A Torino mi aveva accompagnata, su mandato della casa editrice, Tarratano, l’anziano amico di Adele. Si disse fiero di aver intuito per primo le potenzialità del mio romanzo e mi presentò al pubblico con le stesse formule entusiastiche che aveva usato tempo prima a Milano. Alla fine della serata si complimentò con me per i grandi progressi che avevo fatto in poco tempo. Poi mi chiese al suo solito modo bonario: perché accetta così di buon grado che le sue pagine erotiche siano definite scabrose, perché lei stessa le definisce in pubblico così? E mi spiegò che non dovevo: innanzitutto il mio romanzo non si esauriva nell’episodio della spiaggia, ce n’erano di più interessanti e di più belli; e poi, se qua e là esso suonava di qualche audacia, ciò accadeva soprattutto perché era stato scritto da una ragazza; l’oscenità, concluse, non è estranea alla buona letteratura e l’arte vera del racconto, se pure passa il limite della decenza, non è mai scabrosa.
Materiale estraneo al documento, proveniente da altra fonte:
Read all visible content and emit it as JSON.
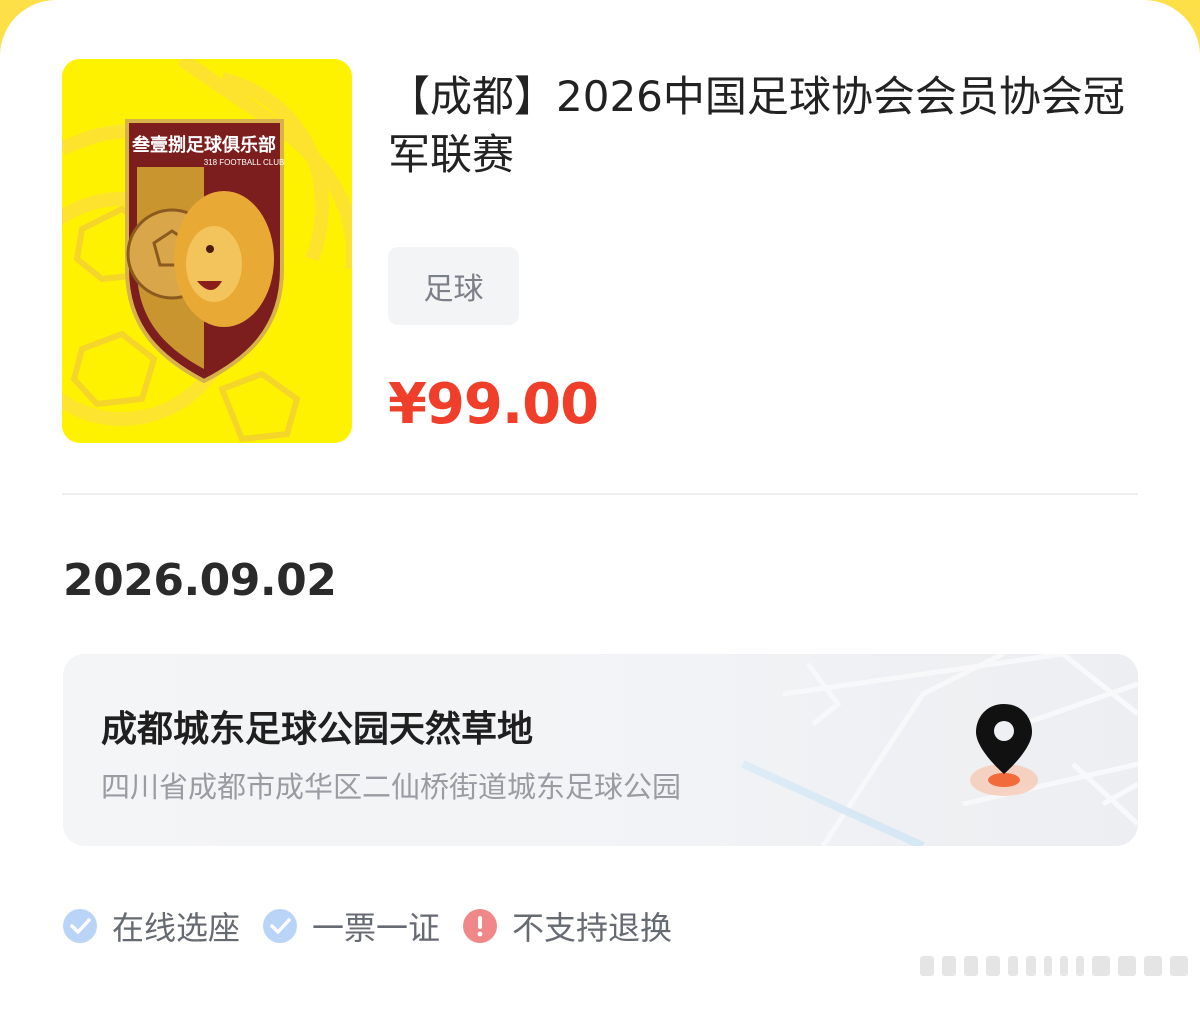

Mi confusi. Quell’uomo coltissimo mi stava spiegando con tatto che i peccati del mio libro erano veniali, e che sbagliavo a parlarne ogni volta come se fossero mortali. Esageravo, dunque. Subivo la miopia del pubblico, la sua superficialità. Mi dissi: basta, devo essere meno subalterna, devo imparare a dissentire dai miei lettori, non devo scendere al loro livello. E decisi che alla prima occasione sarei stata più dura con chi tirava in ballo quelle pagine.
A cena, nel ristorante dell’albergo che l’ufficio stampa ci aveva prenotato, mezzo imbarazzata mezzo divertita ascoltai Tarratano che citava, a riprova che ero una scrittrice sostanzialmente casta, Henry Miller o mi spiegava, chiamandomi cara bambina, che non poche dotatissime scrittrici degli anni Venti e Trenta sapevano e scrivevano di sesso come io per il momento nemmeno immaginavo. Ne annotai i nomi nel mio quadernetto, ma intanto cominciai a pensare: quest’uomo, malgrado i complimenti, non mi ritiene di gran talento; ai suoi occhi sono una ragazzina toccata da un successo immeritato; persino le pagine che più attraggono i lettori non le considera rilevanti, possono scandalizzare chi sa poco o niente ma non quelli come lui.
Dissi che ero un po’ stanca e aiutai il mio commensale, che aveva bevuto troppo, ad alzarsi. Era un uomo piccolo ma con un ventre vistoso da buongustaio. Ciuffi di capelli bianchi gli si arruffavano sulle orecchie grandi, aveva un viso tutto rosso rotto da una bocca stretta, un grande naso e occhi vivacissimi, fumava molto, le dita erano gialle. In ascensore cercò di abbracciarmi e baciarmi. Sebbene mi divincolassi stentai a respingerlo, non si arrendeva. Mi sono rimasti impressi il contatto con la sua pancia, l’alito vinoso. All’epoca non mi sarebbe mai venuto in mente che un uomo anziano, così perbene, così colto, quell’uomo tanto amico della mia futura suocera, potesse comportarsi in modo scomposto. Una volta in corridoio si affrettò a chiedermi scusa, diede la colpa al vino, si chiuse in fretta nella sua stanza.